From a financial point of view, an exit fee is a justified charge. This fee offsets the interest income that the lender will lose from the term of the loan that the borrower skips when he pays off the loan earlier.
The lenders are merely trying to compensate for their loss of income by collecting the prepayment fee.
Borrowers would argue that when they repay their loan, the lender is going to get all of their money back and therefore removes any risks plus, there’s an opportunity to lend the money to other borrowers.
So, they dislike the prepayment penalty the most and often look for the flexibility to repay a loan early without any disadvantage on their part.
Due to the obvious aversion of consumers to this fee, many lenders are now striking it off their list of charges. Chances are, your lender will not charge this fee, but just to make things clear, you should always find out.
Similar to the prepayment penalty, many once-popular personal loan fees are easy to skip today.
The trick is to shop around and do a comparison of the options so you can find one with the most affordable fees and charges.

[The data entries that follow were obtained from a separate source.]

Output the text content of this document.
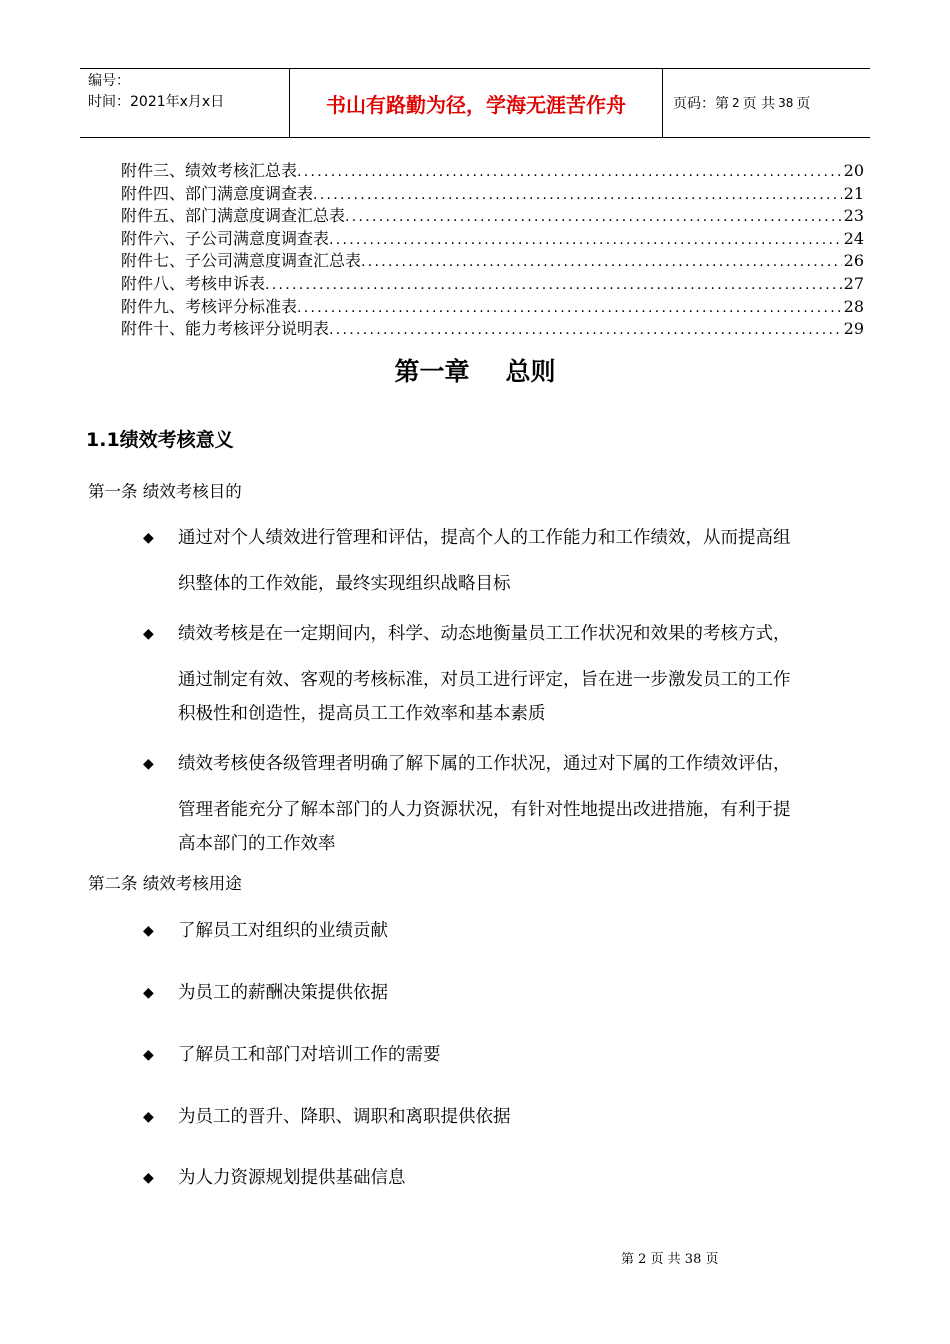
编号：
时间：2021年x月x日	书山有路勤为径，学海无涯苦作舟	页码：第 2 页 共 38 页
附件三、绩效考核汇总表 .....	20
附件四、部门满意度调查表 .....	21
附件五、部门满意度调查汇总表 .....	23
附件六、子公司满意度调查表 .....	24
附件七、子公司满意度调查汇总表 .....	26
附件八、考核申诉表 .....	27
附件九、考核评分标准表 .....	28
附件十、能力考核评分说明表 .....	29
第一章 总则
1.1绩效考核意义
第一条 绩效考核目的
◆ 通过对个人绩效进行管理和评估，提高个人的工作能力和工作绩效，从而提高组
织整体的工作效能，最终实现组织战略目标
◆ 绩效考核是在一定期间内，科学、动态地衡量员工工作状况和效果的考核方式，
通过制定有效、客观的考核标准，对员工进行评定，旨在进一步激发员工的工作
积极性和创造性，提高员工工作效率和基本素质
◆ 绩效考核使各级管理者明确了解下属的工作状况，通过对下属的工作绩效评估，
管理者能充分了解本部门的人力资源状况，有针对性地提出改进措施，有利于提
高本部门的工作效率
第二条 绩效考核用途
◆ 了解员工对组织的业绩贡献
◆ 为员工的薪酬决策提供依据
◆ 了解员工和部门对培训工作的需要
◆ 为员工的晋升、降职、调职和离职提供依据
◆ 为人力资源规划提供基础信息
第 2 页 共 38 页
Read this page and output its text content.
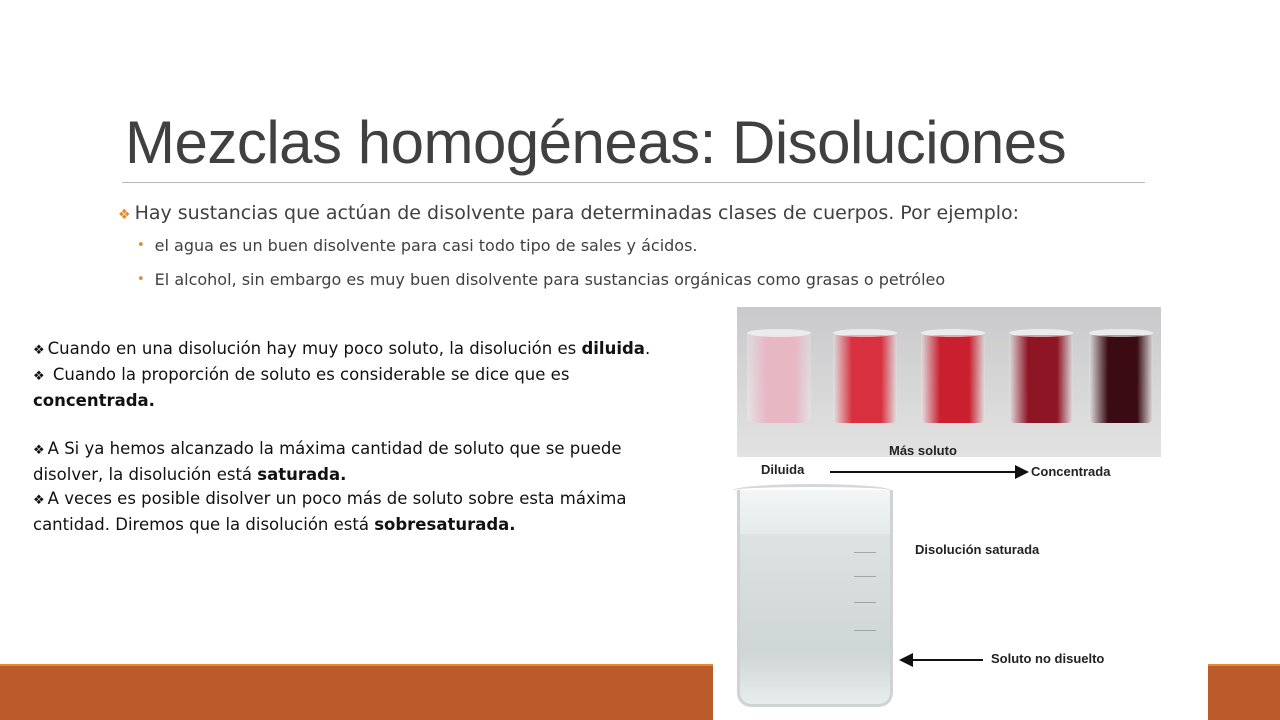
Mezclas homogéneas: Disoluciones
❖ Hay sustancias que actúan de disolvente para determinadas clases de cuerpos. Por ejemplo:
• el agua es un buen disolvente para casi todo tipo de sales y ácidos.
• El alcohol, sin embargo es muy buen disolvente para sustancias orgánicas como grasas o petróleo

❖ Cuando en una disolución hay muy poco soluto, la disolución es diluida.

❖ Cuando la proporción de soluto es considerable se dice que es concentrada.

❖ A Si ya hemos alcanzado la máxima cantidad de soluto que se puede disolver, la disolución está saturada.

❖ A veces es posible disolver un poco más de soluto sobre esta máxima cantidad. Diremos que la disolución está sobresaturada.

Más soluto
Diluida	Concentrada
Disolución saturada
Soluto no disuelto
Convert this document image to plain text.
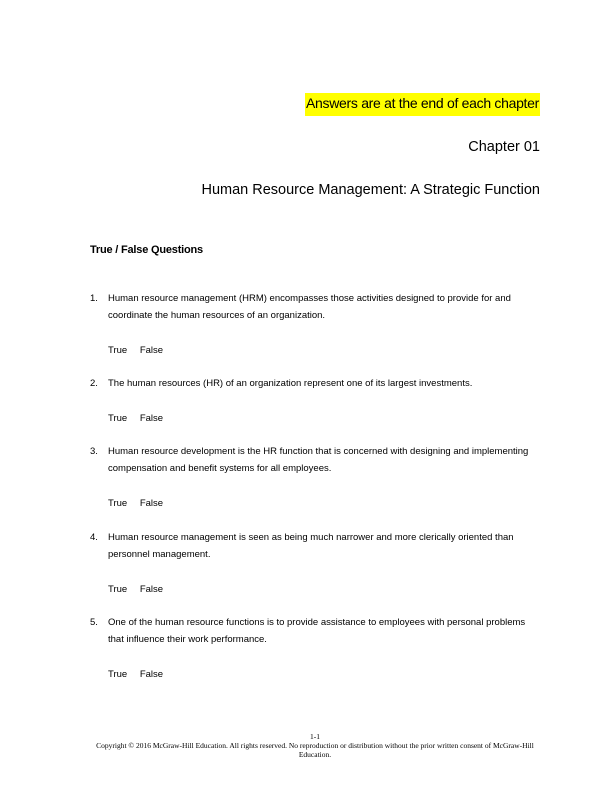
Answers are at the end of each chapter
Chapter 01
Human Resource Management: A Strategic Function
True / False Questions
1. Human resource management (HRM) encompasses those activities designed to provide for and coordinate the human resources of an organization.
True False
2. The human resources (HR) of an organization represent one of its largest investments.
True False
3. Human resource development is the HR function that is concerned with designing and implementing compensation and benefit systems for all employees.
True False
4. Human resource management is seen as being much narrower and more clerically oriented than personnel management.
True False
5. One of the human resource functions is to provide assistance to employees with personal problems that influence their work performance.
True False
1-1
Copyright © 2016 McGraw-Hill Education. All rights reserved. No reproduction or distribution without the prior written consent of McGraw-Hill Education.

It can lower your loan costs now, and also help you pay off your loan much faster in the future.
How to Avoid Paying Fees on Personal Loans
Don’t totally believe those commercials that proclaim: “No hidden charges!” because a few of them might suddenly pop-up and surprise you.
The best thing to do is meet with several lenders before you decide to take out a loan. This will help protect yourself from various fees.
It will depend on your specific financial situation but you will find that each lender will have their own pros and cons when you line them in a row. That is why it is important to do some analysis before signing up with one lender.
You also want to talk to a representative who will be as transparent as possible in explaining all the terms and conditions as well as the fees involved with your loan.
Be thoroughly familiar and informed so that you can go ahead and take a personal loan. A personal loan is a good tool to use responsibly to manage your finances successfully.
Our best wishes on your search for the best loan and good luck on steering clear of those fees and charges.